2. Why Could Enforcement Proceed Smoothly?

On the criminal front, U.S. law enforcement agencies obtained a restraining order for 127,271 bitcoins controlled by Chen Zhi as proceeds of crime under the Civil Asset Forfeiture Reform Act (18 U.S.C. §§ 981, 982). On the financial sanctions front, the U.S. Treasury Department designated PlusToken and its associated financial network as a "Primary Money Laundering Concern" under section 311 of the Patriot Act (31 U.S.C. § 5318A), enabling the immediate freezing of its U.S.-related accounts and transactions.
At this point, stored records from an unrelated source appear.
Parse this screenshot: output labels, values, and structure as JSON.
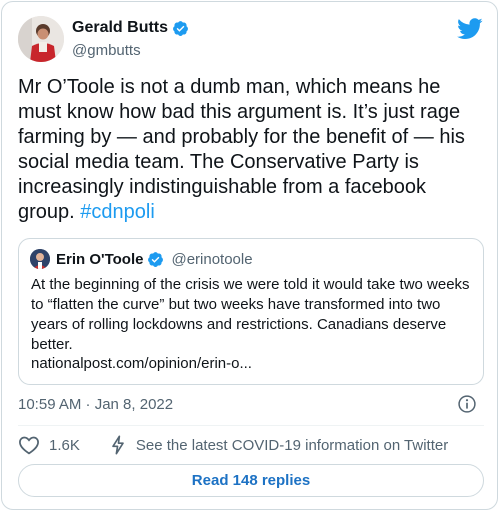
{
  "author": {
    "name": "Gerald Butts",
    "handle": "@gmbutts"
  },
  "tweet": {
    "text": "Mr O’Toole is not a dumb man, which means he must know how bad this argument is. It’s just rage farming by — and probably for the benefit of — his social media team. The Conservative Party is increasingly indistinguishable from a facebook group. ",
    "hashtag": "#cdnpoli"
  },
  "quote": {
    "name": "Erin O'Toole",
    "handle": "@erinotoole",
    "text": "At the beginning of the crisis we were told it would take two weeks to “flatten the curve” but two weeks have transformed into two years of rolling lockdowns and restrictions. Canadians deserve better.",
    "link": "nationalpost.com/opinion/erin-o..."
  },
  "meta": {
    "timestamp": "10:59 AM · Jan 8, 2022"
  },
  "actions": {
    "like_count": "1.6K",
    "covid_text": "See the latest COVID-19 information on Twitter"
  },
  "read_replies_label": "Read 148 replies",
  "colors": {
    "accent": "#1d9bf0",
    "secondary_text": "#536471",
    "border": "#cfd9de"
  },
  "icons": [
    "verified-badge-icon",
    "twitter-bird-icon",
    "info-icon",
    "heart-icon",
    "lightning-icon"
  ]
}
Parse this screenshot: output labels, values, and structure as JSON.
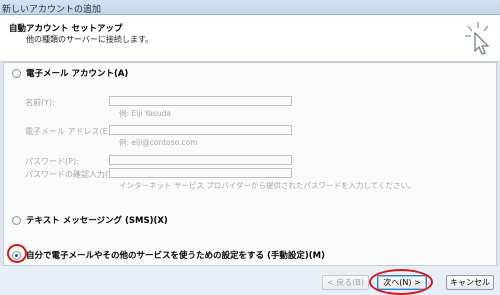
{
  "window": {
    "title": "新しいアカウントの追加"
  },
  "header": {
    "title": "自動アカウント セットアップ",
    "subtitle": "他の種類のサーバーに接続します。"
  },
  "email_account": {
    "label": "電子メール アカウント(A)",
    "selected": false,
    "name_label": "名前(Y):",
    "name_hint": "例: Eiji Yasuda",
    "email_label": "電子メール アドレス(E):",
    "email_hint": "例: eiji@contoso.com",
    "password_label": "パスワード(P):",
    "password_confirm_label": "パスワードの確認入力(T):",
    "password_hint": "インターネット サービス プロバイダーから提供されたパスワードを入力してください。"
  },
  "sms_option": {
    "label": "テキスト メッセージング (SMS)(X)",
    "selected": false
  },
  "manual_option": {
    "label": "自分で電子メールやその他のサービスを使うための設定をする (手動設定)(M)",
    "selected": true
  },
  "buttons": {
    "back": "< 戻る(B)",
    "next": "次へ(N) >",
    "cancel": "キャンセル"
  },
  "colors": {
    "annotation": "#d11a1a",
    "accent": "#2c5a9a"
  }
}
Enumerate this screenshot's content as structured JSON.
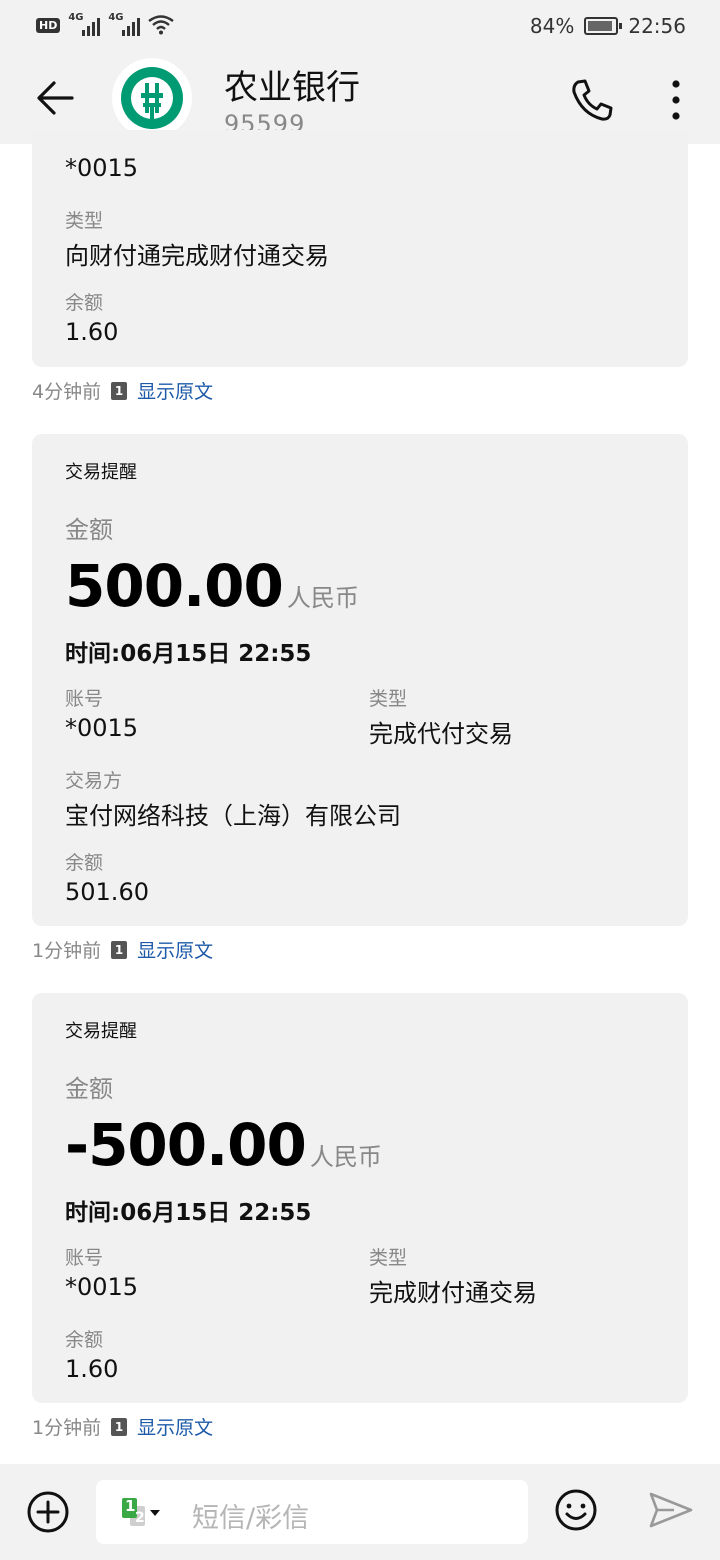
{
  "status": {
    "hd": "HD",
    "net1": "4G",
    "net2": "4G",
    "battery": "84%",
    "time": "22:56"
  },
  "header": {
    "title": "农业银行",
    "number": "95599"
  },
  "messages": [
    {
      "partial": true,
      "account": "*0015",
      "type_label": "类型",
      "type": "向财付通完成财付通交易",
      "balance_label": "余额",
      "balance": "1.60",
      "ago": "4分钟前",
      "sim": "1",
      "show_original": "显示原文"
    },
    {
      "head": "交易提醒",
      "amount_label": "金额",
      "amount": "500.00",
      "currency": "人民币",
      "time": "时间:06月15日 22:55",
      "account_label": "账号",
      "account": "*0015",
      "type_label": "类型",
      "type": "完成代付交易",
      "party_label": "交易方",
      "party": "宝付网络科技（上海）有限公司",
      "balance_label": "余额",
      "balance": "501.60",
      "ago": "1分钟前",
      "sim": "1",
      "show_original": "显示原文"
    },
    {
      "head": "交易提醒",
      "amount_label": "金额",
      "amount": "-500.00",
      "currency": "人民币",
      "time": "时间:06月15日 22:55",
      "account_label": "账号",
      "account": "*0015",
      "type_label": "类型",
      "type": "完成财付通交易",
      "balance_label": "余额",
      "balance": "1.60",
      "ago": "1分钟前",
      "sim": "1",
      "show_original": "显示原文"
    }
  ],
  "composer": {
    "sim_primary": "1",
    "sim_secondary": "2",
    "placeholder": "短信/彩信"
  },
  "colors": {
    "bank_green": "#009a73",
    "link_blue": "#1d5aa8",
    "bubble_bg": "#f1f1f1"
  }
}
Combined with the Global Magnitsky Human Rights Accountability Act (22 U.S.C. § 2656), which allows for global asset freezes and transaction bans on the assets of foreign individuals involved in serious human rights abuses or significant corruption.
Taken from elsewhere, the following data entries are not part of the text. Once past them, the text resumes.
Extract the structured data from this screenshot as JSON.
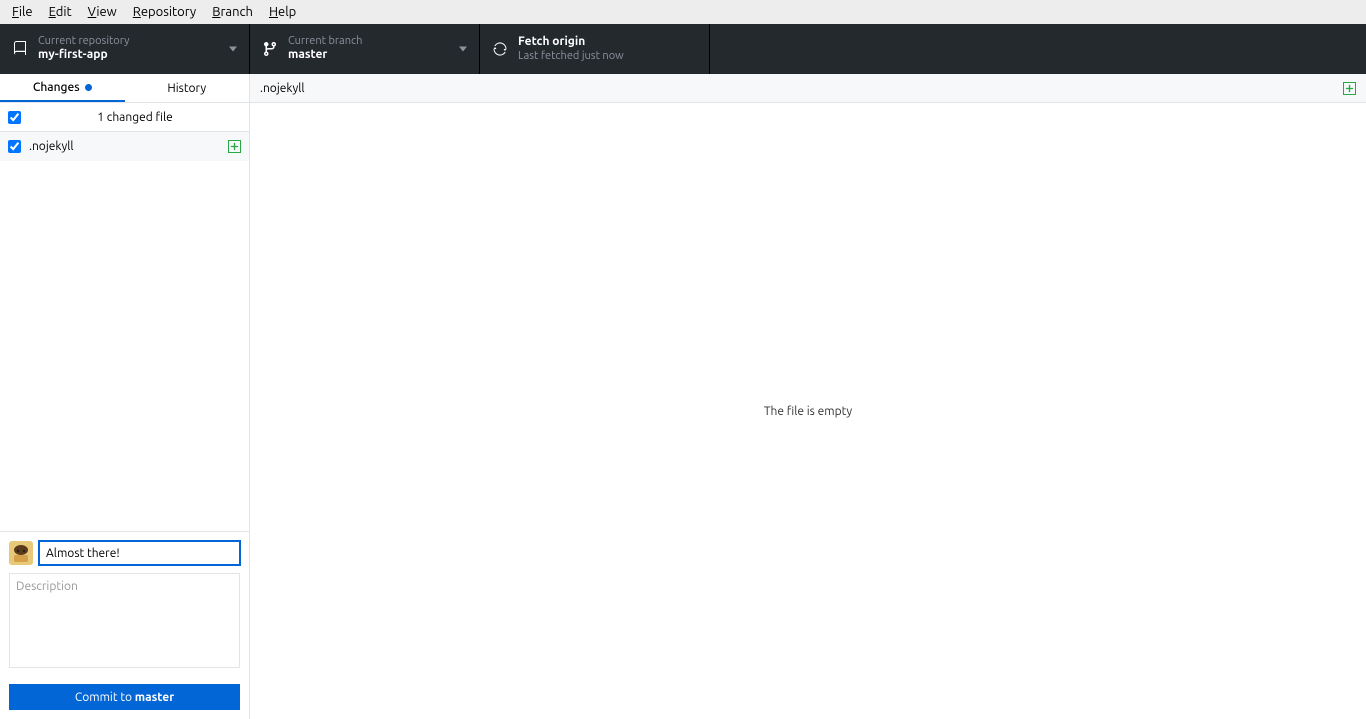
{
  "menubar": [
    "File",
    "Edit",
    "View",
    "Repository",
    "Branch",
    "Help"
  ],
  "toolbar": {
    "repo": {
      "label": "Current repository",
      "value": "my-first-app"
    },
    "branch": {
      "label": "Current branch",
      "value": "master"
    },
    "fetch": {
      "title": "Fetch origin",
      "sub": "Last fetched just now"
    }
  },
  "tabs": {
    "changes": "Changes",
    "history": "History"
  },
  "changes": {
    "count_label": "1 changed file",
    "files": [
      {
        "name": ".nojekyll",
        "status": "added"
      }
    ]
  },
  "commit": {
    "summary_value": "Almost there!",
    "desc_placeholder": "Description",
    "button_prefix": "Commit to ",
    "button_branch": "master"
  },
  "diff": {
    "file_header": ".nojekyll",
    "empty_msg": "The file is empty"
  }
}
Additionally, by leveraging Rule 41 of the Federal Rules of Criminal Procedure and the Mutual Legal Assistance Treaty (MLAT) mechanism, the United States was able to smoothly execute seizure, extradition, and asset disposal measures through blockchain custodial nodes, exchanges, and multilateral cooperation.

3. Technical Vulnerabilities Suspicions

Why can the United States easily freeze Bitcoin storage? In addition to the strong on-chain team behind the United States, the encrypted salad also heard an interesting statement from a well-known blockchain forensics and compliance technology institution, Elliptic Blog, which can be shared with all readers:

At the end of 2020, a mining company named LuBian Mining (yes, the one mentioned earlier) experienced a serious security incident. In short, the algorithm for generating the private key for opening the Bitcoin safe had a random number vulnerability (also known as "Milk Sad"), allowing attackers to crack the private key and transfer all the Bitcoins in their mining pool, reportedly totaling exactly 127,000 coins. Until June-July 2024, new activity was detected from these Bitcoins, and the wallets involved in this new activity overlapped or merged with wallets controlled by the Prince Group network and Chen Zhi. Ultimately, in 2025, the U.S. Department of Justice officially seized them.

Undoubtedly, a considerable portion of the 127,000 Bitcoins frozen in the Prince Group had contributions from the Chinese community. However, under the current legal and technical framework, we can hardly recover our own interests from it. Regardless of whether a country has initiated an investigation or taken action, the "Prince Group" case has sounded the alarm for us: in the digital financial era, financial sovereignty is not only reflected in currency issuance but also in the effective exercise of law enforcement sovereignty. When transnational crimes are exposed, we must have clear legal grounds, a mature technical system, and resolute law enforcement capabilities to truly protect and recover assets that rightfully belong to us.

II. Conclusion

The "Prince Group" case is not the first and will not be the last of such cases. It profoundly reminds us that while the original regulatory policies may have achieved their intended goals, they may also cause us to lose some initiative in the new round of global financial competition.

Faced with the inevitable trend of digital assets, we must find a new balance between "strict risk control" and "sovereignty grasp." Establishing a self-controlled digital asset judicial disposal system to ensure that our country's legal dignity and law enforcement capabilities can extend to the digital space is an urgent issue. Only in this way can we truly achieve "asset recovery according to the law" in the future, whether it be confiscating assets to enrich the national treasury or proportionally settling and returning them to victims, thereby completing the final loop of law enforcement and effectively safeguarding the property security of the people.

This article is a submission and does not represent the views of BlockBeats.